Fool For A Client *** 1/2

Zero tolerance = Maximum Government

What would you do if you were a vacuum cleaner salesman who wanted to sell ice cream but discovered that banks treated you like a mark being sold a vacuum cleaner? If you are Mark Whitney, you'd go to jail, become versed in law, challenge the rules, and tell your story as a stand-up comic. His routine comes with experience gained in hindsight and a dash of bitterness and is delivered with time-tested laugh lines. Three and a half stars rounded up to four for sustaining a funny rant for 70 minutes.

The Fringe rating system only allows even numbered kitties... er, stars, but it's really three and a half.

I have two more on my schedule, but I'm probably only going to make the first one.
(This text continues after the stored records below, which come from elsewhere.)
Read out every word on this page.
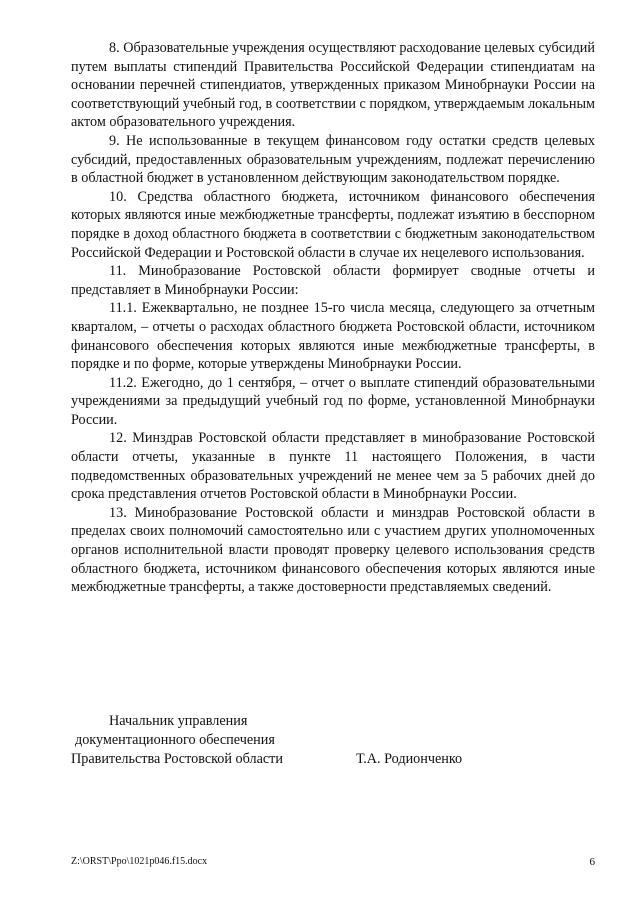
8. Образовательные учреждения осуществляют расходование целевых субсидий путем выплаты стипендий Правительства Российской Федерации стипендиатам на основании перечней стипендиатов, утвержденных приказом Минобрнауки России на соответствующий учебный год, в соответствии с порядком, утверждаемым локальным актом образовательного учреждения.

9. Не использованные в текущем финансовом году остатки средств целевых субсидий, предоставленных образовательным учреждениям, подлежат перечислению в областной бюджет в установленном действующим законодательством порядке.

10. Средства областного бюджета, источником финансового обеспечения которых являются иные межбюджетные трансферты, подлежат изъятию в бесспорном порядке в доход областного бюджета в соответствии с бюджетным законодательством Российской Федерации и Ростовской области в случае их нецелевого использования.

11. Минобразование Ростовской области формирует сводные отчеты и представляет в Минобрнауки России:

11.1. Ежеквартально, не позднее 15-го числа месяца, следующего за отчетным кварталом, – отчеты о расходах областного бюджета Ростовской области, источником финансового обеспечения которых являются иные межбюджетные трансферты, в порядке и по форме, которые утверждены Минобрнауки России.

11.2. Ежегодно, до 1 сентября, – отчет о выплате стипендий образовательными учреждениями за предыдущий учебный год по форме, установленной Минобрнауки России.

12. Минздрав Ростовской области представляет в минобразование Ростовской области отчеты, указанные в пункте 11 настоящего Положения, в части подведомственных образовательных учреждений не менее чем за 5 рабочих дней до срока представления отчетов Ростовской области в Минобрнауки России.

13. Минобразование Ростовской области и минздрав Ростовской области в пределах своих полномочий самостоятельно или с участием других уполномоченных органов исполнительной власти проводят проверку целевого использования средств областного бюджета, источником финансового обеспечения которых являются иные межбюджетные трансферты, а также достоверности представляемых сведений.

Начальник управления
документационного обеспечения
Правительства Ростовской области	Т.А. Родионченко
Z:\ORST\Ppo\1021p046.f15.docx	6
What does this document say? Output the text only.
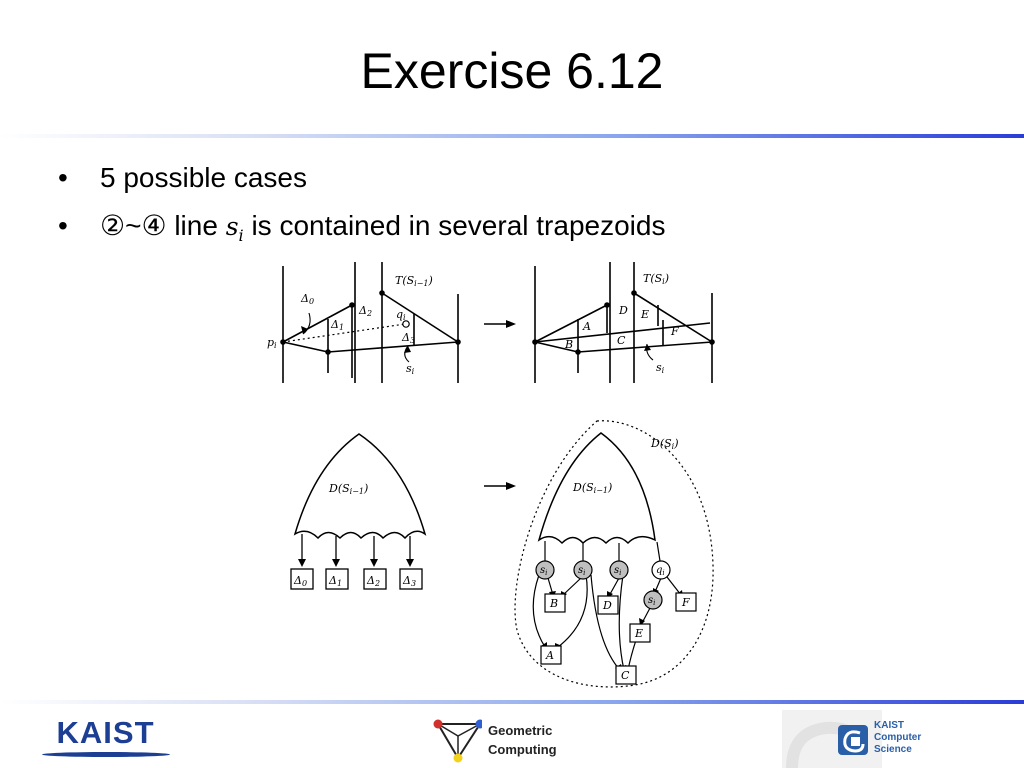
Exercise 6.12
• 5 possible cases
• ②~④ line $s_i$ is contained in several trapezoids
T(Si−1)
Δ0
Δ1
Δ2
Δ3
pi
qi
si
T(Si)
A
B	C
D E
F
si
D(Si−1)
Δ0 Δ1 Δ2 Δ3
D(Si)
D(Si−1)
$s_i$	$s_i$	$s_i$	$q_i$
$s_i$
B	D	F
E
A
C
KAIST	Geometric
Computing
KAIST
Computer
Science
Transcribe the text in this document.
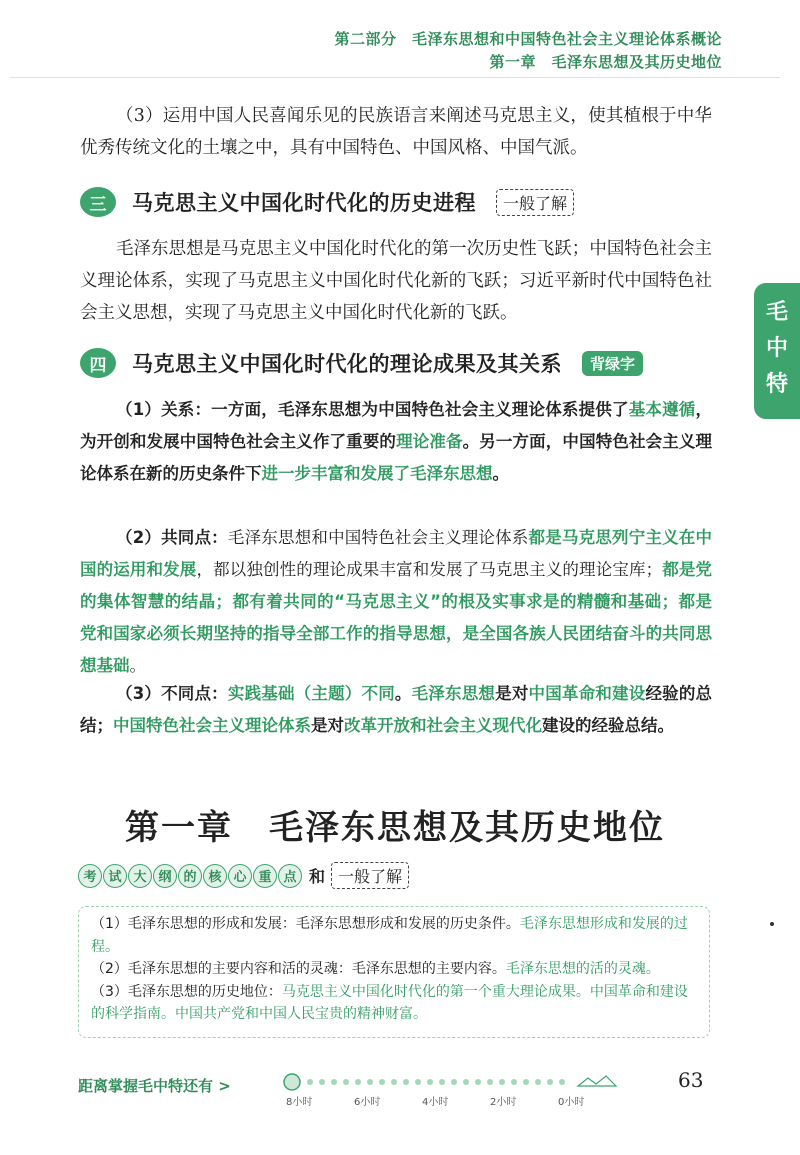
第二部分　毛泽东思想和中国特色社会主义理论体系概论
第一章　毛泽东思想及其历史地位
毛
中
特
（3）运用中国人民喜闻乐见的民族语言来阐述马克思主义，使其植根于中华优秀传统文化的土壤之中，具有中国特色、中国风格、中国气派。
三	马克思主义中国化时代化的历史进程	一般了解
毛泽东思想是马克思主义中国化时代化的第一次历史性飞跃；中国特色社会主义理论体系，实现了马克思主义中国化时代化新的飞跃；习近平新时代中国特色社会主义思想，实现了马克思主义中国化时代化新的飞跃。
四	马克思主义中国化时代化的理论成果及其关系	背绿字
（1）关系：一方面，毛泽东思想为中国特色社会主义理论体系提供了基本遵循，为开创和发展中国特色社会主义作了重要的理论准备。另一方面，中国特色社会主义理论体系在新的历史条件下进一步丰富和发展了毛泽东思想。
（2）共同点：毛泽东思想和中国特色社会主义理论体系都是马克思列宁主义在中国的运用和发展，都以独创性的理论成果丰富和发展了马克思主义的理论宝库；都是党的集体智慧的结晶；都有着共同的“马克思主义”的根及实事求是的精髓和基础；都是党和国家必须长期坚持的指导全部工作的指导思想，是全国各族人民团结奋斗的共同思想基础。
（3）不同点：实践基础（主题）不同。毛泽东思想是对中国革命和建设经验的总结；中国特色社会主义理论体系是对改革开放和社会主义现代化建设的经验总结。
第一章　毛泽东思想及其历史地位
考 试 大 纲 的 核 心 重 点 和 一般了解

（1）毛泽东思想的形成和发展：毛泽东思想形成和发展的历史条件。毛泽东思想形成和发展的过程。

（2）毛泽东思想的主要内容和活的灵魂：毛泽东思想的主要内容。毛泽东思想的活的灵魂。

（3）毛泽东思想的历史地位：马克思主义中国化时代化的第一个重大理论成果。中国革命和建设的科学指南。中国共产党和中国人民宝贵的精神财富。

距离掌握毛中特还有 >
8小时	6小时	4小时	2小时	0小时
63
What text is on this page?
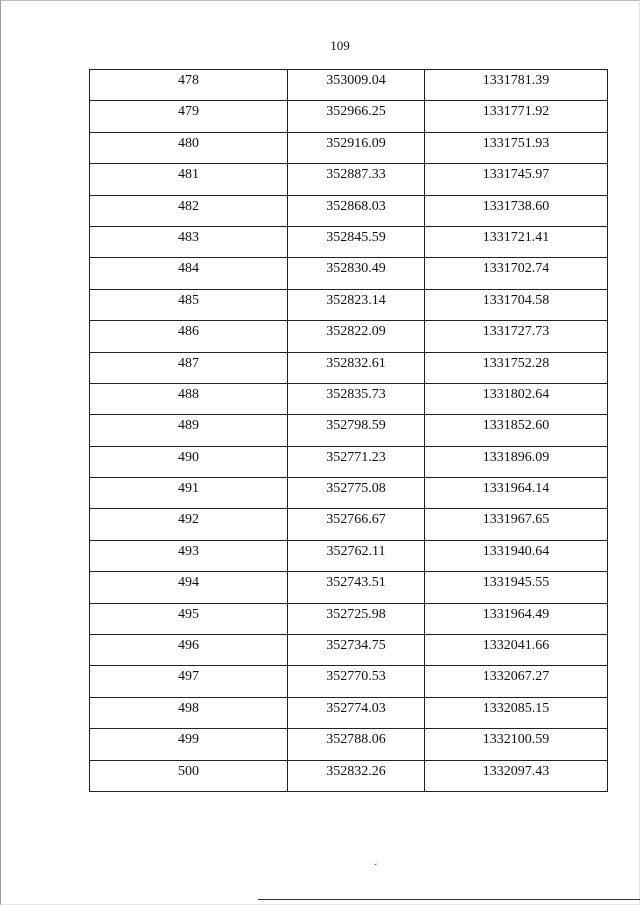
109
478	353009.04	1331781.39
479	352966.25	1331771.92
480	352916.09	1331751.93
481	352887.33	1331745.97
482	352868.03	1331738.60
483	352845.59	1331721.41
484	352830.49	1331702.74
485	352823.14	1331704.58
486	352822.09	1331727.73
487	352832.61	1331752.28
488	352835.73	1331802.64
489	352798.59	1331852.60
490	352771.23	1331896.09
491	352775.08	1331964.14
492	352766.67	1331967.65
493	352762.11	1331940.64
494	352743.51	1331945.55
495	352725.98	1331964.49
496	352734.75	1332041.66
497	352770.53	1332067.27
498	352774.03	1332085.15
499	352788.06	1332100.59
500	352832.26	1332097.43
ˇ
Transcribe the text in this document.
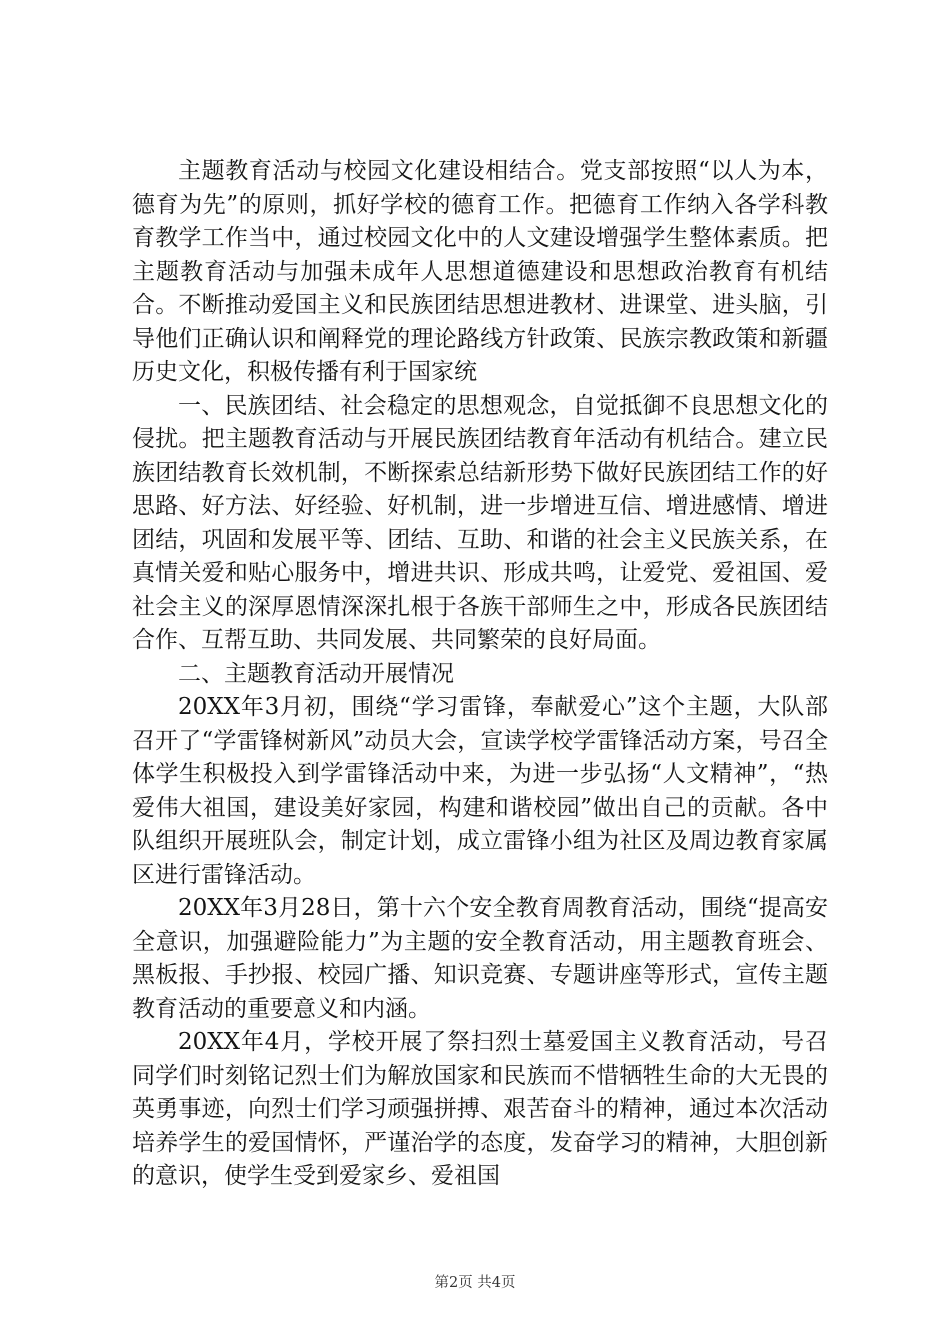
主题教育活动与校园文化建设相结合。党支部按照“以人为本，德育为先”的原则，抓好学校的德育工作。把德育工作纳入各学科教育教学工作当中，通过校园文化中的人文建设增强学生整体素质。把主题教育活动与加强未成年人思想道德建设和思想政治教育有机结合。不断推动爱国主义和民族团结思想进教材、进课堂、进头脑，引导他们正确认识和阐释党的理论路线方针政策、民族宗教政策和新疆历史文化，积极传播有利于国家统

一、民族团结、社会稳定的思想观念，自觉抵御不良思想文化的侵扰。把主题教育活动与开展民族团结教育年活动有机结合。建立民族团结教育长效机制，不断探索总结新形势下做好民族团结工作的好思路、好方法、好经验、好机制，进一步增进互信、增进感情、增进团结，巩固和发展平等、团结、互助、和谐的社会主义民族关系，在真情关爱和贴心服务中，增进共识、形成共鸣，让爱党、爱祖国、爱社会主义的深厚恩情深深扎根于各族干部师生之中，形成各民族团结合作、互帮互助、共同发展、共同繁荣的良好局面。

二、主题教育活动开展情况

20XX年3月初，围绕“学习雷锋，奉献爱心”这个主题，大队部召开了“学雷锋树新风”动员大会，宣读学校学雷锋活动方案，号召全体学生积极投入到学雷锋活动中来，为进一步弘扬“人文精神”，“热爱伟大祖国，建设美好家园，构建和谐校园”做出自己的贡献。各中队组织开展班队会，制定计划，成立雷锋小组为社区及周边教育家属区进行雷锋活动。

20XX年3月28日，第十六个安全教育周教育活动，围绕“提高安全意识，加强避险能力”为主题的安全教育活动，用主题教育班会、黑板报、手抄报、校园广播、知识竞赛、专题讲座等形式，宣传主题教育活动的重要意义和内涵。

20XX年4月，学校开展了祭扫烈士墓爱国主义教育活动，号召同学们时刻铭记烈士们为解放国家和民族而不惜牺牲生命的大无畏的英勇事迹，向烈士们学习顽强拼搏、艰苦奋斗的精神，通过本次活动培养学生的爱国情怀，严谨治学的态度，发奋学习的精神，大胆创新的意识，使学生受到爱家乡、爱祖国

第2页 共4页
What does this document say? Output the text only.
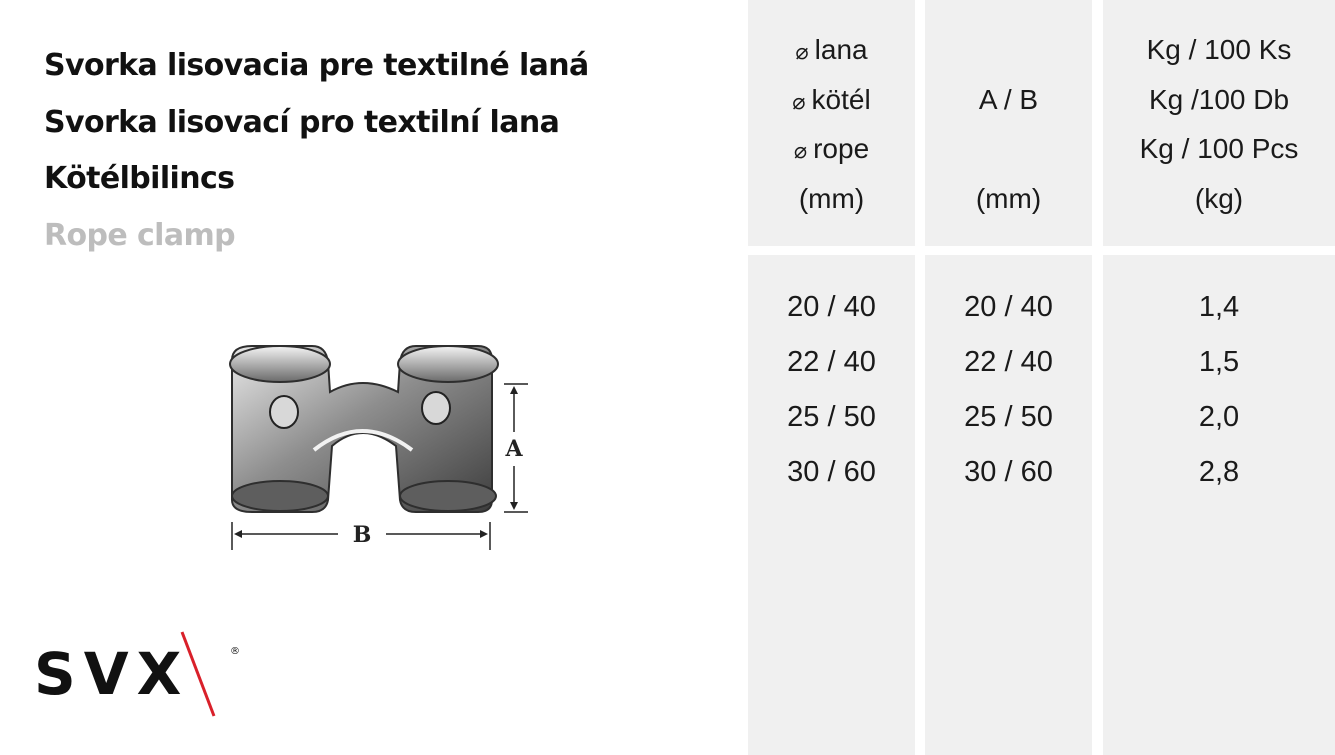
Svorka lisovacia pre textilné laná
Svorka lisovací pro textilní lana
Kötélbilincs
Rope clamp
A
B
SVX	®
⌀ lana
⌀ kötél
⌀ rope
(mm)
A / B
(mm)
Kg / 100 Ks
Kg /100 Db
Kg / 100 Pcs
(kg)
20 / 40
22 / 40
25 / 50
30 / 60
20 / 40
22 / 40
25 / 50
30 / 60
1,4
1,5
2,0
2,8
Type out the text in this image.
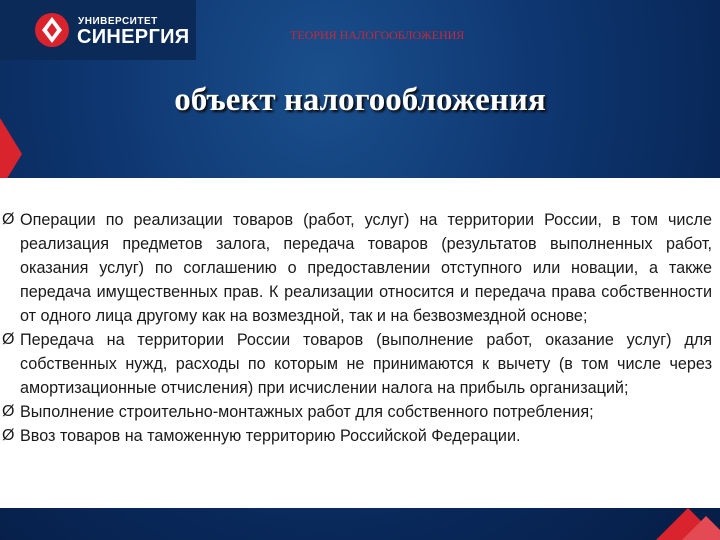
УНИВЕРСИТЕТ
СИНЕРГИЯ	ТЕОРИЯ НАЛОГООБЛОЖЕНИЯ
объект налогообложения
Ø Операции по реализации товаров (работ, услуг) на территории России, в том числе реализация предметов залога, передача товаров (результатов выполненных работ, оказания услуг) по соглашению о предоставлении отступного или новации, а также передача имущественных прав. К реализации относится и передача права собственности от одного лица другому как на возмездной, так и на безвозмездной основе;
Ø Передача на территории России товаров (выполнение работ, оказание услуг) для собственных нужд, расходы по которым не принимаются к вычету (в том числе через амортизационные отчисления) при исчислении налога на прибыль организаций;
Ø Выполнение строительно-монтажных работ для собственного потребления;
Ø Ввоз товаров на таможенную территорию Российской Федерации.
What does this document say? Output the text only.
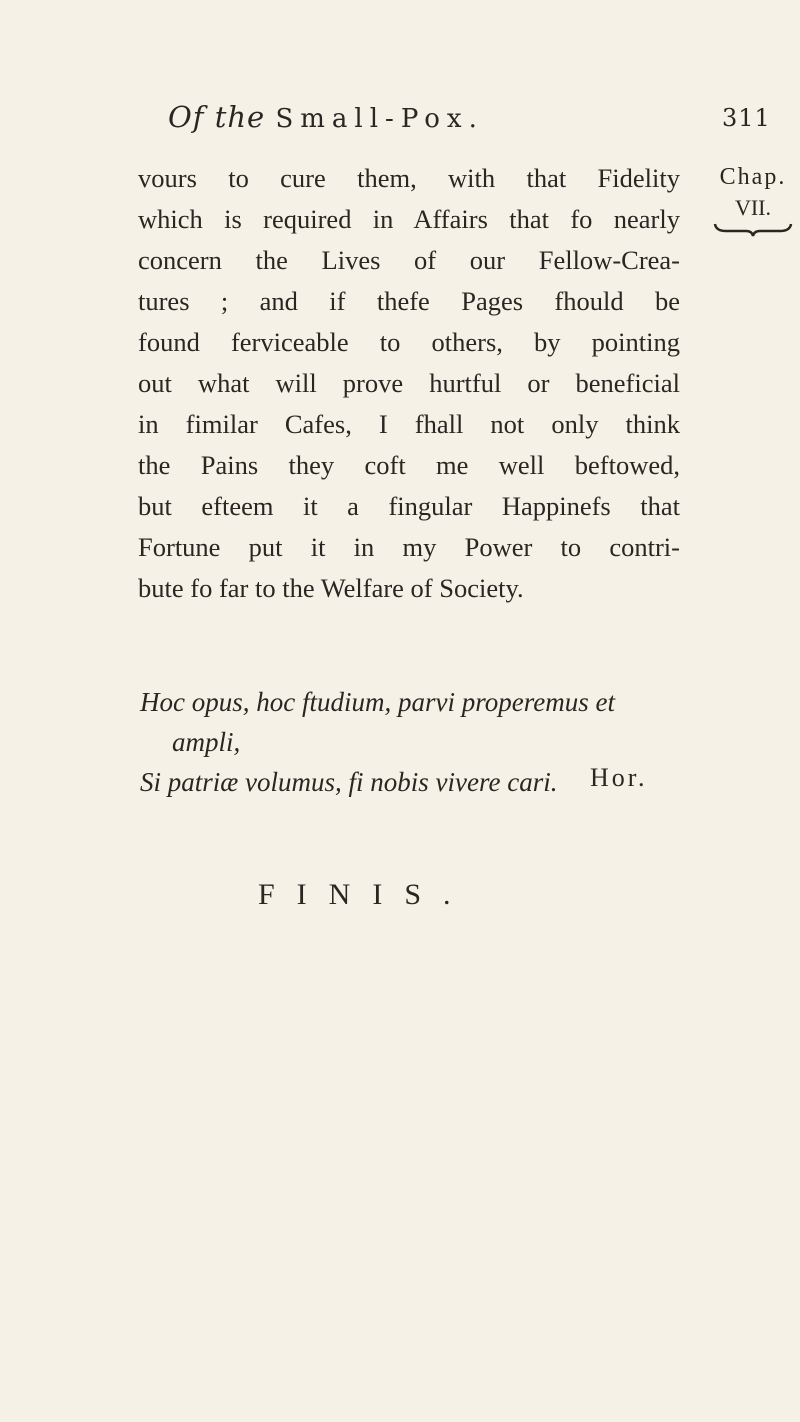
Of the Small-Pox.	311
Chap.
VII.
vours to cure them, with that Fidelity
which is required in Affairs that fo nearly
concern the Lives of our Fellow-Crea-
tures ; and if thefe Pages fhould be
found ferviceable to others, by pointing
out what will prove hurtful or beneficial
in fimilar Cafes, I fhall not only think
the Pains they coft me well beftowed,
but efteem it a fingular Happinefs that
Fortune put it in my Power to contri-
bute fo far to the Welfare of Society.
Hoc opus, hoc ftudium, parvi properemus et
ampli,
Si patriæ volumus, fi nobis vivere cari.	Hor.
FINIS.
Shockwave Rider Tim Mooney tours the country doing Moliere Than Thou (last year's Fringe show) and the SF play Criteria (from two years ago), and he's always on. This year he's doing Karaoke Knights at McMahon's Pub, a Bring Your Own Venue.

If I have gumption and/or energy, I may see Sun Tzu's The Art of War, but I'll probably go home, catch the last few questions at my usual Trivia contest, and get some sleep.